Blinde Zeugen: Thriller
–«
»RÜHR MICH NICHT AN!« Susan wich zurück und schoss wütende Blicke in die Runde. »Wie konntest du dieses perverse Dreckschwein in mein Haus bringen? Wie konntest du mich so anlügen?« Sie holte tief Luft und spuckte Rory ins Gesicht. »Dich hätte man gleich nach der Geburt ersäufen sollen!«
Der kleine Mann biss sich auf die Unterlippe und blinzelte. Blinzelte noch einmal. Eine dickte Träne quoll aus seinem rotgeränderten Auge und rann an seiner Nase entlang. Schließlich richtete er sich mühsam auf und schlich aus der Küche. Er schlug noch nicht einmal die Tür hinter sich zu.
Die Abendluft war lau, der meerblaue Himmel mit hohen weißen Wolkeninseln gesprenkelt. Aus einem der Nachbargärten kam das Geräusch eines Rasensprengers – fssssssssssss, ftt, ftt, ftt, fsssssssssssssss … – durchsetzt mit Kinderlachen. Fette Tauben gurrten in der dichten grünen Hecke. Und alles zusammen machte Logan noch deprimierter, als er ohnehin schon war.
Wiktorja kam hinaus in den Garten, zog sich einen Stuhl heran und setzte sich ihm gegenüber in den Schatten eines großen Stechpalmenbuschs.
Logan blickte nicht auf. »Wie geht es Rory?«
»Du hättest ihn nicht schlagen dürfen.«
Womit sie wohl recht hatte.
»Er ist einfach …« Logan schloss die Augen. Atmete tief durch. »Die meiste Zeit ist er ja okay, aber …«
»Ich glaube, deine Vorgesetzte ist nicht besonders glücklich über dein Verhalten.«
Das war noch stark untertrieben. Susan war wutentbrannt hinausgestürmt und hatte erklärt, sie würde zu ihrer Mutter zurückgehen, und Steel war ihr hinterhergeeilt und hatte alles zu erklären versucht: Es sei nicht ihre Idee gewesen, sie sei von Anfang an dagegen gewesen, es sei alles Finnies Schuld, und wenn Susan nur einen Moment warten wollte, dann könnten sie über alles reden, und es sollte doch nur für ein paar Tage sein, und es tue ihr wirklich total leid …
Logan nahm noch einen kleinen Schluck Whisky und versuchte nicht an den enttäuschten und vorwurfsvollen Blick in Rorys Augen zu denken. »Es war keine Absicht.«
»Er sagt, es ist nicht das erste Mal, dass du ihn geschlagen hast.«
»Ich habe … Ich habe es nicht gewollt. Mir ist einfach die Hand ausgerutscht.«
Wiktorja starrte ihn an, aber Logan konnte ihr nicht in die Augen sehen.
»Ich weiß, dass Rory aussieht wie der nette alte Herr von nebenan, aber das ist er nicht.
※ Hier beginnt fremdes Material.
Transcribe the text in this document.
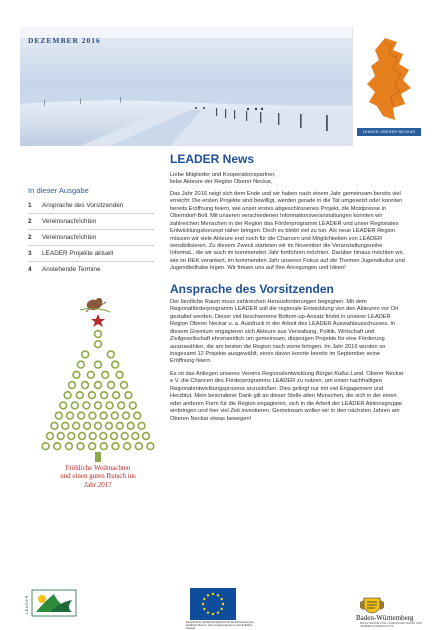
DEZEMBER 2016
LEADER OBERER NECKAR
In dieser Ausgabe
1	Ansprache des Vorsitzenden
2	Vereinsnachrichten
2	Vereinsnachrichten
3	LEADER Projekte aktuell
4	Anstehende Termine
Fröhliche Weihnachten
und einen guten Rutsch ins
Jahr 2017
LEADER News
Liebe Mitglieder und Kooperationspartner,
liebe Akteure der Region Oberer Neckar,

Das Jahr 2016 neigt sich dem Ende und wir haben nach einem Jahr gemeinsam bereits viel erreicht: Die ersten Projekte sind bewilligt, werden gerade in die Tat umgesetzt oder konnten bereits Eröffnung feiern, wie unser erstes abgeschlossenes Projekt, die Mostpresse in Oberndorf-Boll. Mit unseren verschiedenen Informationsveranstaltungen konnten wir zahlreichen Menschen in der Region das Förderprogramm LEADER und unser Regionales Entwicklungskonzept näher bringen. Doch es bleibt viel zu tun. Als neue LEADER Region müssen wir viele Akteure erst noch für die Chancen und Möglichkeiten von LEADER sensibilisieren. Zu diesem Zweck starteten wir im November die Veranstaltungsreihe InformaL, die wir auch im kommenden Jahr fortführen möchten. Darüber hinaus möchten wir, wie im REK verankert, im kommenden Jahr unseren Fokus auf die Themen Jugendkultur und Jugendteilhabe legen. Wir freuen uns auf Ihre Anregungen und Ideen!

Ansprache des Vorsitzenden

Der ländliche Raum muss zahlreichen Herausforderungen begegnen. Mit dem Regionalförderprogramm LEADER soll die regionale Entwicklung von den Akteuren vor Ort gestaltet werden. Dieser viel beschworene Bottom-up-Ansatz findet in unserer LEADER Region Oberer Neckar u. a. Ausdruck in der Arbeit des LEADER Auswahlausschusses. In diesem Gremium engagieren sich Akteure aus Verwaltung, Politik, Wirtschaft und Zivilgesellschaft ehrenamtlich um gemeinsam, diejenigen Projekte für eine Förderung auszuwählen, die am besten die Region nach vorne bringen. Im Jahr 2016 wurden so insgesamt 12 Projekte ausgewählt, eines davon konnte bereits im September seine Eröffnung feiern.

Es ist das Anliegen unseres Vereins Regionalentwicklung Bürger.Kultur.Land. Oberer Neckar e.V. die Chancen des Förderprogramms LEADER zu nutzen, um einen nachhaltigen Regionalentwicklungsprozess anzustoßen. Dies gelingt nur mit viel Engagement und Herzblut. Mein besonderer Dank gilt an dieser Stelle allen Menschen, die sich in der einen oder anderen Form für die Region engagieren, sich in die Arbeit der LEADER Aktionsgruppe einbringen und hier viel Zeit investieren. Gemeinsam wollen wir in den nächsten Jahren am Oberen Neckar etwas bewegen!

LEADER
Europäischer Landwirtschaftsfonds für die Entwicklung des ländlichen Raums: Hier investiert Europa in die ländlichen Gebiete
Baden-Württemberg
MINISTERIUM FÜR LÄNDLICHEN RAUM UND VERBRAUCHERSCHUTZ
Wir haben ihn viermal dabei erwischt, wie er sich an kleinen Mädchen vergangen hat, die alle nicht älter als sechs waren. Der Himmel weiß, wie oft er ungestraft davongekommen ist. Ich habe einfach …« Er zog seine Zigaretten aus der Tasche, aber die Schachtel war leer. Er knüllte sie zusammen, warf sie weg und fuhr sich mit der Hand übers Gesicht. »Ich weiß auch nicht.«
Sie saßen eine Weile schweigend da und lauschten den Geräuschen des milden Donnerstagabends. Dann sagte Wiktorja: »Ich bin vom Dienst suspendiert worden, wegen der Vorfälle in Nowa Huta. Acht Monate Undercover-Arbeit, alles für die Katz.« Sie schnippte mit den Fingern. »Acht Monate habe ich versucht, Ehrlichmann davon zu überzeugen, dass ich eine Drogendealerin aus Warschau bin, die nach oben will. Acht Monate habe ich versucht, seine Schläger auszuquetschen, um an Informationen über Gorzkiewicz zu gelangen. Über den Uhrmacher.«
»Du hast was gemacht?« Logan starrte sie an.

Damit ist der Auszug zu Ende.